Tourists told to stay away from Indian city of Shimla due to water crisis

Residents of the picturesque Indian hill station Shimla are begging tourists to stay away amid a severe drinking water shortage that is being compared to Cape Town’s water crisis.

The Himalayan city was the former summer capital of the British Raj and continues to be popular with Indians fleeing scorching summers on the Gangetic plain. Water supplies have been critically low for at least the past three years but ran out completely on 20 May.

The shortage has forced the city’s 172,000 residents to line up for hours each day to collect water from tankers supplied by the government, to drink bottled water or to pay steep prices to the “tanker mafia” – private suppliers accused of siphoning water from the public supply.

At the height of its tourist season in June, when the population swells by another 100,000 people and visitors can reach up to 30,000 each day, the city needs about 45m litres of water daily. On Tuesday and Wednesday it had about 18m and 22m litres available respectively, officials said.

Hotels have been cancelling bookings and locals are using social media to ask tourists to stay away until supplies recover. “A plea to everyone who loves mountains, it’s about time all of you stop visiting Shimla for a while,” one resident, Abhinav Chandel, wrote on Instagram.

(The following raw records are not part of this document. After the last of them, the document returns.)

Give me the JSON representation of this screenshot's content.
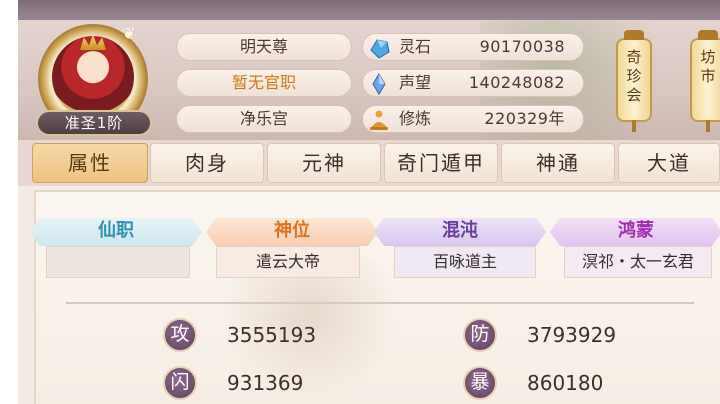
{
  "profile": {
    "rank": "准圣1阶",
    "name": "明天尊",
    "official_title": "暂无官职",
    "sect": "净乐宫"
  },
  "resources": [
    {
      "label": "灵石",
      "value": "90170038",
      "icon": "spirit-stone-icon"
    },
    {
      "label": "声望",
      "value": "140248082",
      "icon": "reputation-crystal-icon"
    },
    {
      "label": "修炼",
      "value": "220329年",
      "icon": "meditation-icon"
    }
  ],
  "side_buttons": [
    {
      "label": "奇珍会"
    },
    {
      "label": "坊市"
    }
  ],
  "tabs": [
    {
      "label": "属性",
      "active": true
    },
    {
      "label": "肉身",
      "active": false
    },
    {
      "label": "元神",
      "active": false
    },
    {
      "label": "奇门遁甲",
      "active": false
    },
    {
      "label": "神通",
      "active": false
    },
    {
      "label": "大道",
      "active": false
    }
  ],
  "titles": [
    {
      "heading": "仙职",
      "value": "",
      "color": "#2f8fb6"
    },
    {
      "heading": "神位",
      "value": "遣云大帝",
      "color": "#e0741f"
    },
    {
      "heading": "混沌",
      "value": "百咏道主",
      "color": "#6a3e9c"
    },
    {
      "heading": "鸿蒙",
      "value": "溟祁・太一玄君",
      "color": "#a12fb2"
    }
  ],
  "attributes": [
    {
      "label": "攻",
      "value": "3555193"
    },
    {
      "label": "防",
      "value": "3793929"
    },
    {
      "label": "闪",
      "value": "931369"
    },
    {
      "label": "暴",
      "value": "860180"
    }
  ]
}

“The residents are barely getting water to drink, and at a few places, sewage water is being supplied to the houses.”

Dozens of police officers have been deployed to guard water-distribution sites and protests have broken out across the town as the city nears almost two weeks without regular supplies.

Construction activity has been banned and on Tuesday car washes were prevented from operating for a week.

The Himachal Pradesh chief minister, Jai Ram Thakur, has blamed the crisis on lower than expected snowfall that caused rivers and streams to dry. Others have blamed chronic mismanagement.

The town should receive about 70m litres per day, but about 40% is lost to leakages during the pumping and distribution phases, according to estimates by Tikender Panwar, the city’s former deputy mayor.

One of the five major water sources for the Ashwani Khad rivulet is also believed to have become contaminated in recent years, further reducing the supply.

Panwar also blamed climate change, which he said had resulted in more rain but in shorter, heavier bursts. “The rain comes in torrents, so the water doesn’t get retained below the surface,” he said.

Cape Town in South Africa narrowly averted exhausting its water supplyearlier this year due to intensive conservation efforts. But several Indian cities face a similar prospect with stocks at about 29% of total capacity, the lowest in a decade, according to the country’s central water commission.

Around 600 million Indians are experiencing high water stress, according to the World Resources Institute. Major cities such as Delhi and Bangalore have faced disruptions to supplies in recent years.

In 2016, tensions between Karnataka and Tamil Nadu state over how to share supplies from a major river erupted into riots.

Many of those who do have water find their supply is tainted. A World Bank study estimated that about 163 million Indians had no access to safe drinking water and that 21% of communicable diseases in the country were linked to polluted supplies. The most common is diarrhoea, which kills about 500 Indian children under five every day.

In part, the problem is the population: India has about 17% of the world’s people but just 4% of freshwater resources. But analysts also blame poor management by state and federal governments, corruption, the endemic pollution of existing water sources, as well as a reliance on inefficient crops and farming methods by the agriculture sector, which uses 90% of the country’s water supply.